ITmedia 今後ハイエンド市場にフォーカスしていくというお話でしたが、大企業ではUTMに対する要件が中堅企業とは異なってくるのではないでしょうか。

岡本 金融機関など一部の企業を除いては、大規模な企業でもセキュリティ対策が不十分なところはまだ多いと思います。そうした企業はUTMの複合機能を必要としている。まずファイアウォールやアンチウイルスとして安価に導入し、さらにVPNやアンチスパムという具合に使う機能を増やしていくケースもあります。運用とコストは大企業でも大きなテーマですから。

 また、製品もさることながら、誰がソリューションを提供するかも大事です。大手企業は取引先のITベンダーが決まっていることが多く、いくら製品が良くてもそこがソリューションとして売ってくれないと意味がない。

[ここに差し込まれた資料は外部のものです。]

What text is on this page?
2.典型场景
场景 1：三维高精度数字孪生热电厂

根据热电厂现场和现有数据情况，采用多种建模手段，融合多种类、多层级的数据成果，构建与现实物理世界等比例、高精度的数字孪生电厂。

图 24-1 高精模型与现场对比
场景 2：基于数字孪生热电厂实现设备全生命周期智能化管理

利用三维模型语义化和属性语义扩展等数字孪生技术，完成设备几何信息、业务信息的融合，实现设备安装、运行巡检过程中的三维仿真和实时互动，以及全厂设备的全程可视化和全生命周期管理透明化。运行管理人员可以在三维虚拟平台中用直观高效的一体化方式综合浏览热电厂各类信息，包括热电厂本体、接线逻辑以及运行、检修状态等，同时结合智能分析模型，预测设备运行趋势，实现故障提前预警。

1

大企業のチャンネルを持つところにフォーティネット製品を扱ってもらえるよう環境作りをしていくことが、われわれのミッションです。つまり、大企業やキャリア、ISPのマーケットに強いSIerとアライアンスを組む活動を強化していきたいと考えています。

 大企業やキャリアでも、データセンターはハイエンド、支店ではローエンドの製品を必要としています。1つのアーキテクチャー(FortiOS)でローエンドからハイエンドまでカバーでき、技術スキルが蓄えやすいフォーティネット製品の良さを伝えていきます。

 それから、保守サービスの成約率が導入企業の75%と、非常に高いのが特徴です。フォーティネットの売り上げの45%以上はサービス収入によるもので、2007年は50%を超えるでしょう。最初はUTMをファイアウォールとして導入して、サービスの中で後からWebフィルタリング、アンチウイルスというように機能を段階的に追加していける。SIerにとって、売れば売るほど収入がストックされていくサービスビジネスを立ち上げるには、われわれのUTMはいいツールとなります。

NGNへの対応も視野に

岡本 92年当時は端末のインストールベースで一番のプロトコルはSNAでしたが、TCPがそれを置き換え、今は音声を取り込もうとしている。NGNでボイスアプリケーションの利用が進むと、SIP(Session Initiation Protocol)ベースのセキュリティ対策が必要になってきます。現在、IP電話など音声の市場をわれわれの市場として取り込むよう努力しているところです。市場が広がればわれわれの技術も広がるわけです。

ITmedia 今後のパートナー施策、教育についてのプランはありますか。

岡本 販売体制として、認定資格を持った販売代理店8社の下に「リセラー」がありますが、リセラーを対象としたトレーニングを進めています。とにかくフォーティネットの資格を持った技術者を増やすことが先決なので、リセラーとの関係を強化していくことを考えています。

 具体的には、現在は代理店を通してリセラーを支援していますが、トレーニングやサポートの面で直接支援が可能なリセラープログラムを検討しているところです。大企業のミッションクリティカルなネットワークではサポートが大切ですが、代理店を介していては対応が遅くなりがちです。そこで、直接リセラーを支援するメカニズムが必要だと思ったのです。そのためのスタッフ増員なども考慮しています。

ITmedia フォーティネットジャパンのトップとして、どこに醍醐味を感じますか?

岡本 やはり「UTM=フォーティネット」のイメージは強く、われわれが国内でUTMの市場を広めたという自負があります。顧客からUTMのことを直接聞かれたりするとうれしいですね。

 加えて、有数のキャリアが参加するNGNには大変期待しています。NGN向けには、専門にハイエンド製品の開発やマーケット開発を行う部門を立ち上げており、FortiOSのキャリア対応版を搭載する製品をリリース予定です。通信事業者が特に必要とする音声関係のセキュリティ機能を搭載しました。

ITmedia 近年のセキュリティを狙う攻撃は隠密化、金銭目当てになるなど、以前よりも巧妙になっています。こうした脅威の変化にどのように対応していきますか。

岡本 先ほど話したように、まず対応のスピードアップです。そして、脅威は100%防げるわけではなく、被害に遭ったときの影響をいかに抑えるかが大切です。この点では、ウイルスに感染していたり脆弱性のある端末を自動的に検知してVLANに隔離する検疫機能とスイッチング機能を装備した、内部利用を前提としたUTMのリリースを予定しています。